Hayek believed that while stimulus measures might prevent an economic crisis in the short term, they would hinder the market's natural adjustment mechanisms, thereby sowing the seeds for new crises. As a result, the appropriate government response to an economic crisis was to do nothing and allow the market to recover through a process of self-correction and healing.
Undoubtedly, Hayek represented the kind of "Candides" in John Maynard Keynes' eyes—someone who believed that the market would naturally return to an efficient state. Any interference in this self-correcting process, such as stimulus measures, would only delay the economy's recovery and sow the seeds for new crises.
As early as 1923, Keynes offered a sharp rebuttal in his A Tract on Monetary Reform:
"But this long run is a misleading guide to current affairs. In the long run we are all dead. Economists set themselves too easy, too useless a task if in tempestuous seasons they can only tell us that when the storm is long past the ocean is flat again."
Keynes' "long run" critique rejects the idealized belief held by economists like Smith, Ricardo, and Hayek—that the economy will eventually return to its most efficient state through the market's self-correcting mechanisms. However, the "short run" before markets return to efficiency, no matter how much turbulence and hardship it involves, is a process that cannot be intervened in and must simply be endured.
However, both in theory and practice, the assumption that markets will naturally return to an efficient state has been proven wrong. Even in the developed Western countries where modern economics originated, few still hold an absolute belief in market efficiency. The prevailing view among economists today is that markets can deviate from efficiency for extended periods. When such deviations occur, macro policies must respond—stimulus is needed when demand is insufficient, and regulation is necessary when demand is excessive. In this sense, most now agree that Keynes was right: much of life is spent in the "short run," where markets deviate from efficiency. This requires active intervention, rather than relying on the idealized "long run" as a guide for action.
In China, the idealized "long run" scenario envisioned by Hayek is neither the reality nor the pursuit of the market economy with Chinese characteristics. The functioning of the Chinese market differs from the efficient state assumed by Western economics, partly due to institutional constraints that still impede China's market operations and limit the role of the market, but more importantly, because the market economy with Chinese characteristics represents an organic integration of an "efficient market with Chinese characteristics" and a "well-functioning government." This "efficient market with Chinese characteristics" is fundamentally different from the idealized efficient market model proposed by Western economics.
When praising the Chinese government's advantages of "the ability to mobilize resources to accomplish major initiatives," it is crucial to acknowledge that this advantage is rooted in the government's strong guiding role in the market and the market's dependence on the government. If the market were as self-sufficient and optimal as assumed in Western economics, any government intervention would only cause deviation from an ideal state, and the concept of a "well-functioning government" would not exist. The efficient market imagined by Hayek is neither the reality in China nor the objective of the market economy with Chinese characteristics.

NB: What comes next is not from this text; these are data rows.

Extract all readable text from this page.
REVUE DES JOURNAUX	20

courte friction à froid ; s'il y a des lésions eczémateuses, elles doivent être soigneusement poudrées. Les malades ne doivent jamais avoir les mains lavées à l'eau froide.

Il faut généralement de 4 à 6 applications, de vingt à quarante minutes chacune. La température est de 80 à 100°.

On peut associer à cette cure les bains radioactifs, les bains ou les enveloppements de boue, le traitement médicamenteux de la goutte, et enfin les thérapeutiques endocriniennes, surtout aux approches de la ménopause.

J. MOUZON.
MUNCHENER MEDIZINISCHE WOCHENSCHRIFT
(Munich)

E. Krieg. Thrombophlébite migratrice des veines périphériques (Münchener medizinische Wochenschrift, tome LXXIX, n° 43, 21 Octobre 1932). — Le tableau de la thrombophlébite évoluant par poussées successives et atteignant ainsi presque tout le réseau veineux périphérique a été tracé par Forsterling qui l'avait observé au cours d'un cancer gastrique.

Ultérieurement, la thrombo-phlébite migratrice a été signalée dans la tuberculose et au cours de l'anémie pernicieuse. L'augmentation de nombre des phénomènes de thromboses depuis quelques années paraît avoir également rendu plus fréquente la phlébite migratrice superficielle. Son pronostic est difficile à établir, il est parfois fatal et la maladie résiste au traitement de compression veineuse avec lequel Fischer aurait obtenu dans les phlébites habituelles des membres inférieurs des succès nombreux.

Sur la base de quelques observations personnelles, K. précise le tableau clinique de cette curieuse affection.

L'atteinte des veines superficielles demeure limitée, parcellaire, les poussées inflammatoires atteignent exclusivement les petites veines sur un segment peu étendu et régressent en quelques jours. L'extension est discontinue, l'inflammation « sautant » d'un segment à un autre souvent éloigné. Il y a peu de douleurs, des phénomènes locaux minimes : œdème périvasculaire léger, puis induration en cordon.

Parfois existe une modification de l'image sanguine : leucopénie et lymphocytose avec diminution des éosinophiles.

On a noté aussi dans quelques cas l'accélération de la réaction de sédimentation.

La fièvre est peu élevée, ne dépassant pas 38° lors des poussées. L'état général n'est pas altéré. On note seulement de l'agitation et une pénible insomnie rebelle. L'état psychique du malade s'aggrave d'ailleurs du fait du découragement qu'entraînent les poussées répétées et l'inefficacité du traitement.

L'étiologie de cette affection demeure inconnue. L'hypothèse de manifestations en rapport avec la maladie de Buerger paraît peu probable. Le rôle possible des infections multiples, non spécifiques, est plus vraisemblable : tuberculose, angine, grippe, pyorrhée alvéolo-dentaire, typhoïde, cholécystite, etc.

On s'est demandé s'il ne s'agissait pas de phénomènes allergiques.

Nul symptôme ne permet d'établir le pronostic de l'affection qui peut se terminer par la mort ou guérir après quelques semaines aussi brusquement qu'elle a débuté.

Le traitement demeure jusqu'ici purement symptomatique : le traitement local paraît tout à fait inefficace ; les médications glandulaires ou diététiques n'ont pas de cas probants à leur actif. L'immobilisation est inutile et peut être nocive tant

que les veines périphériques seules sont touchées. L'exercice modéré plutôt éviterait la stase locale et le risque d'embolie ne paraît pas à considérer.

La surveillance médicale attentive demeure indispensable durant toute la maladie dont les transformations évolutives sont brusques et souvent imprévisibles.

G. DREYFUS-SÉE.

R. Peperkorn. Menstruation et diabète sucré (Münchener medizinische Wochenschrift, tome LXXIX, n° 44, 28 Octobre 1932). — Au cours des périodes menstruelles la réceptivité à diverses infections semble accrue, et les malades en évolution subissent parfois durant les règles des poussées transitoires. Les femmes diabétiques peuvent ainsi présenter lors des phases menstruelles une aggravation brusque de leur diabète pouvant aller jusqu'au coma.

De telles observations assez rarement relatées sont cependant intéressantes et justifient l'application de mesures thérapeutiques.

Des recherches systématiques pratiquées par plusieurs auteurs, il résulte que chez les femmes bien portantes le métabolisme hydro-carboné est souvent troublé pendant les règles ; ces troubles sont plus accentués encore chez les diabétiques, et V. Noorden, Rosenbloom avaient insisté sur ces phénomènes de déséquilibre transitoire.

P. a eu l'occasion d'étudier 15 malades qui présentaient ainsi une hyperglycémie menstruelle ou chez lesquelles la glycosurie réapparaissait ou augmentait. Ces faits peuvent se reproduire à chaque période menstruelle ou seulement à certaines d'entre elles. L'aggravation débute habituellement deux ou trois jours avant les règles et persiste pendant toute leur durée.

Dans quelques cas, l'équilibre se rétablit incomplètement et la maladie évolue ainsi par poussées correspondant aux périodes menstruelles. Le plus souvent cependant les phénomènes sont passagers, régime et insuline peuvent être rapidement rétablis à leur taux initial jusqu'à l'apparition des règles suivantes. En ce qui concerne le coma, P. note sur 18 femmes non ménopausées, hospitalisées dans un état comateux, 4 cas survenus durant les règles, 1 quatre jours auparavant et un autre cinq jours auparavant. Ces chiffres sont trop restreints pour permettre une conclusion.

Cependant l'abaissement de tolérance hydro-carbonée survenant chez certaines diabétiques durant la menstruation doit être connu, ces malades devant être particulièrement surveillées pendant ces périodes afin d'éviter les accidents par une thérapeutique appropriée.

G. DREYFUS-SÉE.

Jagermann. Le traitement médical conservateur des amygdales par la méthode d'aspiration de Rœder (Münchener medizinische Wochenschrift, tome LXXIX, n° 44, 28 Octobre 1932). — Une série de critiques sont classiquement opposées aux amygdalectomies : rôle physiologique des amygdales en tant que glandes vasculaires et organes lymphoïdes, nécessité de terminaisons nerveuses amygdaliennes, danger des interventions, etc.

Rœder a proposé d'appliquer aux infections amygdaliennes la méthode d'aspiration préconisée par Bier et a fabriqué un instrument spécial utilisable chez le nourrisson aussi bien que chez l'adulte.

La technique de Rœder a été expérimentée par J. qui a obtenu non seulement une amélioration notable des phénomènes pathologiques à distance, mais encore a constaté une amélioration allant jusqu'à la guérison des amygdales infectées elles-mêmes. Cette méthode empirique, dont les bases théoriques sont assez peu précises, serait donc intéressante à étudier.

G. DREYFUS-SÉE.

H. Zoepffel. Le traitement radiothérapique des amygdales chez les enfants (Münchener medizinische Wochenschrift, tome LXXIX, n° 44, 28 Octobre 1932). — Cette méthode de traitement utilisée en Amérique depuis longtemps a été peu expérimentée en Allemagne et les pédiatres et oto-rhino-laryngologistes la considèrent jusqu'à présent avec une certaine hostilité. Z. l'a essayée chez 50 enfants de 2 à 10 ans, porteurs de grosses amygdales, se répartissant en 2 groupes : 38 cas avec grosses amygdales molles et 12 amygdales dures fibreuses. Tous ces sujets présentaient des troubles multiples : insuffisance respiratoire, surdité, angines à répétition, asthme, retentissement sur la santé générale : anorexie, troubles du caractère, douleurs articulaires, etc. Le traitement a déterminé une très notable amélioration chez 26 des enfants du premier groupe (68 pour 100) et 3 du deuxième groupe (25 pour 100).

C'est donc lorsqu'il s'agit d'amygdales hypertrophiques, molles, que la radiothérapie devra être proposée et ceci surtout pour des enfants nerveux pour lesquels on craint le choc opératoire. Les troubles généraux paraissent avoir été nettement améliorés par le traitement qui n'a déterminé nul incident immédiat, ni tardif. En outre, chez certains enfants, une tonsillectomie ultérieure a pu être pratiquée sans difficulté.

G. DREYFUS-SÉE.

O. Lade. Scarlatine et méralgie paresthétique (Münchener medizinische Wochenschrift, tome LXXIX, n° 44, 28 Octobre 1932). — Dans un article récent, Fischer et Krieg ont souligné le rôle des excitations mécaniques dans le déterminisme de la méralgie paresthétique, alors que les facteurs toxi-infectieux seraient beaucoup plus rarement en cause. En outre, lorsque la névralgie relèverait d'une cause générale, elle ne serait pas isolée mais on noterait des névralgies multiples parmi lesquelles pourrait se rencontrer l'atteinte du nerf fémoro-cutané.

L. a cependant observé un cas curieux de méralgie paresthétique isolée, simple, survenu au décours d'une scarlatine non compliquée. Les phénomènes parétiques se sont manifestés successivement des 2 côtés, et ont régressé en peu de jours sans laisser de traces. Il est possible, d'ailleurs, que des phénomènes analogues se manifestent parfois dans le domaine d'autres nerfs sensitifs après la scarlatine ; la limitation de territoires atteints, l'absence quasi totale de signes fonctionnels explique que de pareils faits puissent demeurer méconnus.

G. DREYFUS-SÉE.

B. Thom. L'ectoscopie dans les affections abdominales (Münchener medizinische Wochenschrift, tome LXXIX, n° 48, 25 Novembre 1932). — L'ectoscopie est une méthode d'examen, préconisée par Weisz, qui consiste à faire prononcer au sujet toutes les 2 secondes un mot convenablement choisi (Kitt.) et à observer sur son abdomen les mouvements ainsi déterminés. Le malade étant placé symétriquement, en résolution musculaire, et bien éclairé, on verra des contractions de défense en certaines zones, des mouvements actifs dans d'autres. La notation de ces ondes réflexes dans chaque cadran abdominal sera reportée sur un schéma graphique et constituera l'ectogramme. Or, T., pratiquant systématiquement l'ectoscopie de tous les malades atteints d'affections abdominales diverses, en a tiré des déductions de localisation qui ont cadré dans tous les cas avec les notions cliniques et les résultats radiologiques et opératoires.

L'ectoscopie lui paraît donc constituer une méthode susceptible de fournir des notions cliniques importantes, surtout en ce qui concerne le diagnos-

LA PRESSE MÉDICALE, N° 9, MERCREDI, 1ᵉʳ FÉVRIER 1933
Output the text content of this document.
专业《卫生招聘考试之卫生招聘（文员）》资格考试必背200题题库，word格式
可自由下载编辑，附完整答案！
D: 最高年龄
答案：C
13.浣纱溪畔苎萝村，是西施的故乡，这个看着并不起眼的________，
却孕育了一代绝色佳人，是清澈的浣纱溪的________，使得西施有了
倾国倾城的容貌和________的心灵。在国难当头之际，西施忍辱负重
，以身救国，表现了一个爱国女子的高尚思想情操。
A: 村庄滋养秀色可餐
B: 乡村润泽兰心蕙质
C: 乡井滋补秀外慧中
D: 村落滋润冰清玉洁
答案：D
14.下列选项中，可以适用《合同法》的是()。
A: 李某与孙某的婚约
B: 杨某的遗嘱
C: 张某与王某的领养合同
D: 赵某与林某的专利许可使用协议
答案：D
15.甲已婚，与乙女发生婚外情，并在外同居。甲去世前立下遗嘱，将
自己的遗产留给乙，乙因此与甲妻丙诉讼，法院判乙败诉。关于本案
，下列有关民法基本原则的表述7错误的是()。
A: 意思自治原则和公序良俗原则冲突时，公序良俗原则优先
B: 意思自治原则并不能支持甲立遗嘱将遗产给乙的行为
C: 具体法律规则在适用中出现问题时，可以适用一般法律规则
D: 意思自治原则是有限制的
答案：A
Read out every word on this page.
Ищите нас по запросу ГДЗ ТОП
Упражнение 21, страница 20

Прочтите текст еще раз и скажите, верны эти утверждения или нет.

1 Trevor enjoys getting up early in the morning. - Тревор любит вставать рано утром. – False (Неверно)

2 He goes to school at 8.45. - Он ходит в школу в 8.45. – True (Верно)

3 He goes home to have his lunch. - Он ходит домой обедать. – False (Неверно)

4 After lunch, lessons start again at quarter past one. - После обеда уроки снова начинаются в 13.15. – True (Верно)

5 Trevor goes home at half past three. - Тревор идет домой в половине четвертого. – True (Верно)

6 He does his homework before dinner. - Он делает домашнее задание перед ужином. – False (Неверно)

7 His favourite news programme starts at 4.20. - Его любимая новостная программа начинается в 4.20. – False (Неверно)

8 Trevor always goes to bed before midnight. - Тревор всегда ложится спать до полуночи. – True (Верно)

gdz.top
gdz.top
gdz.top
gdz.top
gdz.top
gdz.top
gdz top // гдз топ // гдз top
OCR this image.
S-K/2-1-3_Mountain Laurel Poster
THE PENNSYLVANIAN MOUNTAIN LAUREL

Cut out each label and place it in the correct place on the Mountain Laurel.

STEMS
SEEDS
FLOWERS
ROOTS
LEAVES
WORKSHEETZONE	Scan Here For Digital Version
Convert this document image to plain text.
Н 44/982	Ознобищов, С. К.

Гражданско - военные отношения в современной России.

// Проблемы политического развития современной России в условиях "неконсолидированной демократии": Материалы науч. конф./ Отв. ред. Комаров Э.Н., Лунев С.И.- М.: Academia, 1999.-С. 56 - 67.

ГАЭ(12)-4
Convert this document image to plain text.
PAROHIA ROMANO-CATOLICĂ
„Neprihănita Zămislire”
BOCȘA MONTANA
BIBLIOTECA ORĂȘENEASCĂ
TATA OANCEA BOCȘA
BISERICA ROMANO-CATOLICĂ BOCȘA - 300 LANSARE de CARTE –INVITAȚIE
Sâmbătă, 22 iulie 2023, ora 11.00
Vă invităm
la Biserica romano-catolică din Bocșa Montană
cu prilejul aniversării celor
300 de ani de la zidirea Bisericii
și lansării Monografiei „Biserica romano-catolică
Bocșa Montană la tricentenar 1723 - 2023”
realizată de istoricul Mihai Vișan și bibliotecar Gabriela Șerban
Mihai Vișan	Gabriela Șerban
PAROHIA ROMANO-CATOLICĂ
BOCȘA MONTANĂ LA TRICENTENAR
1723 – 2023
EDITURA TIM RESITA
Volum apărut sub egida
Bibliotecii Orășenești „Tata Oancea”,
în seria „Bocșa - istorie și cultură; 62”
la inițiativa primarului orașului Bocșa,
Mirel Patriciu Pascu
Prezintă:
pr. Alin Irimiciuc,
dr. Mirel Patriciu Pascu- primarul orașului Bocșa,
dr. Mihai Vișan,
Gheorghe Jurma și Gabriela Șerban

Thus, applying Hayek's market fundamentalism to liken stimulus measures to "poisonous liquor" and opposing them is inconsistent with China's economic reality and the development path of the market economy with Chinese characteristics. In China's macroeconomic practice, stimulus measures are not merely compensations for market inefficiencies or even market failures but are an integral part of the country's effective market system. These policies should be employed according to the changes in the economic situation, without being restricted by misleading ideas like "drinking poisonous liquor to quench thirst."
VII. Stimulate When Needed
From the analysis above, it is clear that the evaluation of stimulus measures must be considered within a specific context, and the same measure can produce vastly different outcomes depending on different macro environments. Therefore, whether to implement stimulus depends on the macro environment; avoiding stimulus when needed is as misguided as applying it when unnecessary.
The sustainability of stimulus measures also hinges on the macro environment, with the true constraint being the economy's supply capacity. As long as supply constraints remain loose (i.e. when demand is insufficient and excess supply capacity exists), stimulus can continue to promote positive economic growth and secure the necessary resources for implementation, ensuring sustainability. Therefore, stimulus measures should be guided by inflation and the balance of payments, which indicate whether supply constraints have tightened. When inflation is below target and there is a balance of payments surplus, demand should be stimulated. Conversely, when inflation exceeds the target and there is a balance of payments deficit, stimulus measures should be withdrawn.
When determining the necessity of stimulus measures, decisions must be based on actual economic conditions, not influenced by misleading notions like "drinking poisonous liquor to quench thirst." Using language detached from reality to label stimulus measures as either good or bad does not promote the high-quality development of China's economy. In practice, both expansionary stimulus and contractionary regulatory policies are technical tools for managing the macroeconomy, each suited to specific economic conditions. These tools should not be arbitrarily rejected or left unused. Moreover, treating these technical measures as conflicting with China's long-term policy goals only imposes unnecessary self-constraints, making it harder for the government to manage the economy effectively.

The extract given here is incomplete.